- Poster
- Directed by: Y. G. Mahendran
- Screenplay by: K. S. Gopalakrishnan
- Based on: Uravukku Kai Koduppom by Visu
- Produced by: K. S. Gopalakrishnan
- Starring: Gemini Ganesan Sowcar Janaki
- Cinematography: P. Ramasami
- Edited by: R. Devarajan
- Music by: D. B. Ramachandran S. P. Venkatesh
- Production company: Chitra Productions
- Release date: 28 March 1975;
- Country: India
- Language: Tamil

= Uravukku Kai Koduppom =

1975 film by Y. G. Mahendran

Uravukku Kai Koduppom is a 1975 Indian Tamil-language drama film directed by Y. G. Mahendran, produced and written by K. S. Gopalakrishnan.

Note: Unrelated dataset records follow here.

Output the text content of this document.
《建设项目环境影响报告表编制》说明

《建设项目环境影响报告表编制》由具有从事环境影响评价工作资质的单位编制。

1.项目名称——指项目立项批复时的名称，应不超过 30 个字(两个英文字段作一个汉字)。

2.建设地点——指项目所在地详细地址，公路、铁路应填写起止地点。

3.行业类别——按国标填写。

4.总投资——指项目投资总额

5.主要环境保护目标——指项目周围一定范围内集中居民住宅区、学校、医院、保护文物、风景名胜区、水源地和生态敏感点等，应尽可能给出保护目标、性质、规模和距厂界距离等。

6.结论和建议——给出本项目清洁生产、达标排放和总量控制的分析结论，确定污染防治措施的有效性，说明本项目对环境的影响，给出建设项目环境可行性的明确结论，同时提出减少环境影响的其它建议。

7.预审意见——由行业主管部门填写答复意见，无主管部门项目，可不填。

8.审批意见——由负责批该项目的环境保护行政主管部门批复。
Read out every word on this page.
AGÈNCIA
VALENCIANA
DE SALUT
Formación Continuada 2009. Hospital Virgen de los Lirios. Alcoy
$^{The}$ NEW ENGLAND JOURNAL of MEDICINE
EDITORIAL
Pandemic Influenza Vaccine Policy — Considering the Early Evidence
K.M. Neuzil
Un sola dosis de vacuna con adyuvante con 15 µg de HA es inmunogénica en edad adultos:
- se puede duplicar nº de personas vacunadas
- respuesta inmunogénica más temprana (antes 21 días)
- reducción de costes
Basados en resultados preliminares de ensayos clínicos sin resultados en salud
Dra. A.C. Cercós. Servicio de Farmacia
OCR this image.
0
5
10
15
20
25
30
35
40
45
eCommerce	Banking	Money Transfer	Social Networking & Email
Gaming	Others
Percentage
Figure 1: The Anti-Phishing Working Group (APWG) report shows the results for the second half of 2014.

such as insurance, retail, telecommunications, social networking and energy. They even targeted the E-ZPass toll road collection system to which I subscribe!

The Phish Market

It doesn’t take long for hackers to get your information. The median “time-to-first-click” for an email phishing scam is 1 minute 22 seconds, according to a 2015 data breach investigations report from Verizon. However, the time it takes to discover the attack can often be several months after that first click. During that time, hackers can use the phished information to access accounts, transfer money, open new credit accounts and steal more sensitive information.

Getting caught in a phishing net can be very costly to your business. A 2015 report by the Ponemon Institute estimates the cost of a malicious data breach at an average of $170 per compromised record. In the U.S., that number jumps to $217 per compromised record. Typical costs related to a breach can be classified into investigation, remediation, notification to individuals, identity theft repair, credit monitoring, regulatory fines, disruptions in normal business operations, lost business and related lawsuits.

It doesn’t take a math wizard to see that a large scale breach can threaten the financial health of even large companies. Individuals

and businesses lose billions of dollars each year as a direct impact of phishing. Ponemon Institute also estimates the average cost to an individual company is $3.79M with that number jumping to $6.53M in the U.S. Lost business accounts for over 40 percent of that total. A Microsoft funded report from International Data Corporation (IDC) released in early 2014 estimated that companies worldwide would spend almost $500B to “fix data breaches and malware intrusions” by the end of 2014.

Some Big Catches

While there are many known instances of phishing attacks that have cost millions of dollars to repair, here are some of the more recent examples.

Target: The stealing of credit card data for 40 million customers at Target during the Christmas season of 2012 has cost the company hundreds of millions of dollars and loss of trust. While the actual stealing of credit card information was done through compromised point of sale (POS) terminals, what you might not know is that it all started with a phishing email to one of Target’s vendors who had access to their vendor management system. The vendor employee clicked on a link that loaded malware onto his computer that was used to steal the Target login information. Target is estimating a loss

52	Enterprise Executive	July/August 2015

It is based on Visu's play of the same name, also directed by Mahendran. The film stars Gemini Ganesan and Sowcar Janaki. It was released on 28 March 1975, and failed at the box office, although the story was reused by Visu for Samsaram Adhu Minsaram in 1986.

== Cast ==
- Gemini Ganesan
- Sowcar Janaki
- V. Raghavan
- Nagesh

== Production ==
Uravukku Kai Koduppom was the first play written by Visu, and directed by Y. G. Mahendran. K. S. Gopalakrishnan bought the rights to adapt the play into a film with the same name; besides producing the film under Chitra Productions, he also wrote the screenplay. Mahendran was retained as director, with Gopalakrishnan as supervising director.

== Soundtrack ==
The soundtrack was composed by D. B. Ramachandran and S. P. Venkatesh, with lyrics by A. Maruthakasi.

Track listing
| No. | Title | Singer(s) | Length |
|---|---|---|---|
| 1. | "Koduppom Kai Koduppom" | Sirkazhi Govindarajan |  |
| 2. | "Thiruvennum Peyarukku Uriyavale" | P. Susheela, Madhuri, T. K. Kala |  |
| 3. | "Oru Kodi Aasaigal Uyir Moochin" | Sirkazhi Govindarajan, Vani Jairam |  |

== Release and reception ==
Uravukku Kai Koduppom was released on 28 March 1975, and failed commercially. Kanthan of Kalki criticised the film for omitting the entertaining parts of the play, and Mahendran's direction. Despite the film's failure, the story was reused by Visu for the 1986 film Samsaram Adhu Minsaram.